In Washington Territory they probably barely even knew there was a war. Just stepping off the boat in a place
like that will give all of us what we want. Mrs. D will have her hearth. Jer will have his mama. Since she’s set on remarrying, better it be to a man who made his way west before any shots were fired on Fort Anywhere. A man with all his limbs, who doesn’t cringe when there’s a sudden loud noise. He’ll step right out of the chapter on Trade, maybe, or Civil Government, tall and handsome and happy to give Mrs. D whatever she wants, so she’ll smile at me and mean it, then tell me to run along and play and be home in time for supper.
I will have ordinary chores and lots of friends. I will have a dress that fits. I’ll spend my days in a schoolhouse instead of being someone’s little mother, as the mill girls would say. I will have limitless opportunities because of my sturdy constitution and a mind I hope to broaden. No one will ever call me poor dear.
No one will ever have cause to.
It’s been sleeting all morning, so Jer and I can’t play outside. Jer just turned two and already he’s trying to talk. Ever since we got to New York, the only thing he wants to talk about is carriages.
“Daney! Tarij.
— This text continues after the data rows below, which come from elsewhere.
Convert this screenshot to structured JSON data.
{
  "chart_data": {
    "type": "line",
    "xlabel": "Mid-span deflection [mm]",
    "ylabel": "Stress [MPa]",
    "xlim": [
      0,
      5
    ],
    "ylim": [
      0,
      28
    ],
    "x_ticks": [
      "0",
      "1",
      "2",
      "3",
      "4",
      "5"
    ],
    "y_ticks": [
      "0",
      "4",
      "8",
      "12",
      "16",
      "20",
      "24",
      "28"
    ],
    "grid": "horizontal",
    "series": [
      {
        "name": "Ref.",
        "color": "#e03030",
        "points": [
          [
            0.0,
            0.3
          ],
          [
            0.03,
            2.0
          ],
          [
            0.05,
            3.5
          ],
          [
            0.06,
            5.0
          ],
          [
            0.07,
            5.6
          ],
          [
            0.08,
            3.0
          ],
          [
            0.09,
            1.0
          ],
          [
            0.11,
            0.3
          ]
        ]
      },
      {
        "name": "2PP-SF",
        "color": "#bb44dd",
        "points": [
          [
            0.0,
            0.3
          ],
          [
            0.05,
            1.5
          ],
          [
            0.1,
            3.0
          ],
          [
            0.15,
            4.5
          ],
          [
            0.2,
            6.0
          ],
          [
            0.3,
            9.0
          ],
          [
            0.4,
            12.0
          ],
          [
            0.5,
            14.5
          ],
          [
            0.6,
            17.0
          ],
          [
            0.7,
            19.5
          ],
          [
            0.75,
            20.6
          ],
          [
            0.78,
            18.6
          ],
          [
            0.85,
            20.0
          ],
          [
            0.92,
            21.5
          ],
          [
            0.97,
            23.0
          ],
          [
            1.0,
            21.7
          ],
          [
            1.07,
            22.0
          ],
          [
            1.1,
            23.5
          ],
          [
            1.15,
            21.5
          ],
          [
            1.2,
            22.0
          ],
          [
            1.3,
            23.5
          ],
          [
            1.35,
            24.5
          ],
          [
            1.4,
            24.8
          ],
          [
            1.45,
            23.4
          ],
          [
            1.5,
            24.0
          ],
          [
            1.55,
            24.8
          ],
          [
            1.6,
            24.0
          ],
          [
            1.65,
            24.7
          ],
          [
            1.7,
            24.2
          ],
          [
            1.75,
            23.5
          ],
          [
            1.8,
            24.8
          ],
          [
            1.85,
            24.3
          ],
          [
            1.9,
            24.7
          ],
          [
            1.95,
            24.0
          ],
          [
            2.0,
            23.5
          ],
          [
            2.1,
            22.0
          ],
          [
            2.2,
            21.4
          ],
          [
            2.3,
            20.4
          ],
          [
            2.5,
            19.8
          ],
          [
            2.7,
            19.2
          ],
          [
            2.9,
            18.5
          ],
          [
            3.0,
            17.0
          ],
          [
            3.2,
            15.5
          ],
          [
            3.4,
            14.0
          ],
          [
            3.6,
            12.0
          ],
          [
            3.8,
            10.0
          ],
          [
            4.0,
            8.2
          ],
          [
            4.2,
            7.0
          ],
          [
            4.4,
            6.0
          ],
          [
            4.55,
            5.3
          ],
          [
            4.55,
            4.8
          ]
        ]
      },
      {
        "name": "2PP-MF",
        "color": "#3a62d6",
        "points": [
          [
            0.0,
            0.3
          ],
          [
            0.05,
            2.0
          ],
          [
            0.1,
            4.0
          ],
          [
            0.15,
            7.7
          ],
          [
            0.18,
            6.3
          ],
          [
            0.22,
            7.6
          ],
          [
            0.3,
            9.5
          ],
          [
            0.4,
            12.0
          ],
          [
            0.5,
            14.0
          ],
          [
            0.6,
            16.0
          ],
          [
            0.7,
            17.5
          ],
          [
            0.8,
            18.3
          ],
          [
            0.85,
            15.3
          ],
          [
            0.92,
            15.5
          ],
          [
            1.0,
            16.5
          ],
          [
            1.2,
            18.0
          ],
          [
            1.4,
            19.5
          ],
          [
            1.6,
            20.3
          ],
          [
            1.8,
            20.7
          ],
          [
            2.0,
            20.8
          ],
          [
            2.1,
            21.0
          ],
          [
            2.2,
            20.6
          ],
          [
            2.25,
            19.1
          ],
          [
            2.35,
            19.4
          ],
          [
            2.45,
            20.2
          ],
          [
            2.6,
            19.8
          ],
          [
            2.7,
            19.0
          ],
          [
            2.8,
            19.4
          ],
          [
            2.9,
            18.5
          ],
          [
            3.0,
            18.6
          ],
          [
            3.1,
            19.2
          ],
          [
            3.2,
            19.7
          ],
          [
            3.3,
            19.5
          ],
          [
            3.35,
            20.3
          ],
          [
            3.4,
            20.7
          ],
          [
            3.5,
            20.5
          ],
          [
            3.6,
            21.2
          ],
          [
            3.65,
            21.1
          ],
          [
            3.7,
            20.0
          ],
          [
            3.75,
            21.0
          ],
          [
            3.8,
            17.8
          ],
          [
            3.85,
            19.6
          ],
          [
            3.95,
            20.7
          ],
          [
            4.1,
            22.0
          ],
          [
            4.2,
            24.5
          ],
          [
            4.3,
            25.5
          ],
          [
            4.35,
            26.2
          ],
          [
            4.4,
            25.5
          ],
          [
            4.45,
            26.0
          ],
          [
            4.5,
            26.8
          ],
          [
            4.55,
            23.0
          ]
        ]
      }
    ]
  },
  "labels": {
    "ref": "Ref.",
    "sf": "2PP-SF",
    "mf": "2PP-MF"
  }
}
Tarij Daney yes!” Jer bounces on the bed in our room and points out the window at the sliver of street crowded with people and horses and wagons.
“You might think you want to sit out front and watch
carriages,” I tell him, “but it’s too cold, so what you really want is to hear me reread Reflections Upon the Foregoing.”
“Tarij,” he repeats stubbornly, so I shrug and leave him at the window and read aloud anyway.
My brother doesn’t need to hear Mr. Mercer’s reflections the way I do. Saying the words out loud makes Washington Territory feel like a secret that’s been kept just for me, and it’s going to change everything.